Os cientistas disseram que o programa oficial que designava regiões específicas para poda, proteção de florestas e criação de territórios para os povos indígenas ajudou a impedir o desmatamento entre 1999 e 2005.

No entanto, aponta a publicação, a investigação também comprovou um aumento da destruição florestal nos últimos dois anos do estudo, principalmente em áreas onde existem trilhas.

"Descobrimos que apenas entre 1% e 2% desta alteração ocorre em regiões naturais protegidas", disse Paulo Oliveira, autor principal da pesquisa.

As alterações foram consideráveis em regiões próximas às operações de poda legais. O Peru tem cerca de 650 mil quilômetros quadrados de florestas tropicais.

Os pesquisadores verificaram que, entre 1999 e 2005, a média de alteração e desmatamento foi de apenas 634 quilômetros quadrados por ano.

Cerca de 86% das regiões danificadas estavam localizadas na região de Madre de Dios e no leste do país.

A revista elogiou ainda as conquistas obtidas pelo estado americano de Wyoming na proteção do furão de pata-negra, animal que estava em risco de extinção até alguns anos atrás.

"Após um começo difícil, a espécie mamífera com maior risco de extinção na América do Norte está se multiplicando e se reproduzindo em seu estado", disse a revista.

Em 1981, a população destes furões (Mustela nigripes) era de apenas sete exemplares capturados no âmbito de um programa de reprodução.
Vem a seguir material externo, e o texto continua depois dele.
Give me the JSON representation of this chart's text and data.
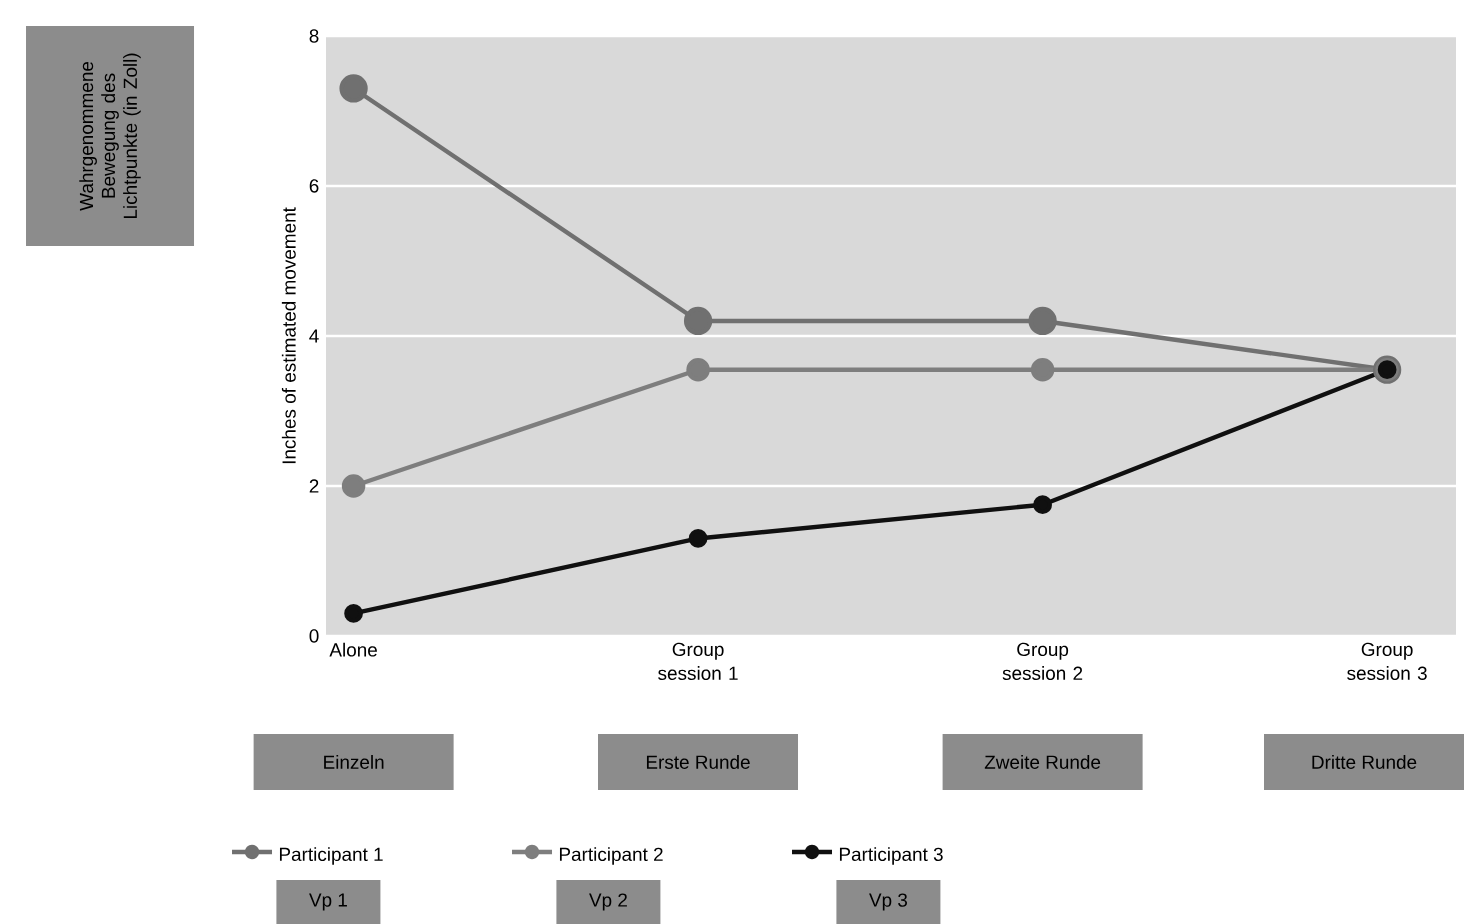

Já em 2006, o número subira e agora são 223, publica a revista.

A "Science" menciona como outro caso de sucesso de preservação a política adotada pela União Européia (UE) para proteger espécimes de pássaros vulneráveis.

A política foi bem-sucedida tanto no que se refere ao aumento da população quanto ao número de regiões destinadas à proteção das aves.

Segundo a publicação, em um momento em que os países fazem acordos para conservar os recursos globais, o primeiro sucesso mensurável é um bom indício para outros convênios internacionais.

Em 1979, 15 países da UE assinaram um acordo para proteger ou melhorar o habitat de pássaros exóticos ou vulneráveis.

Um censo realizado por cientistas britânicos entre 1990 e 2000 revelou que as populações das aves incluídas na lista haviam aumentando em comparação com as que tinham sido excluídas.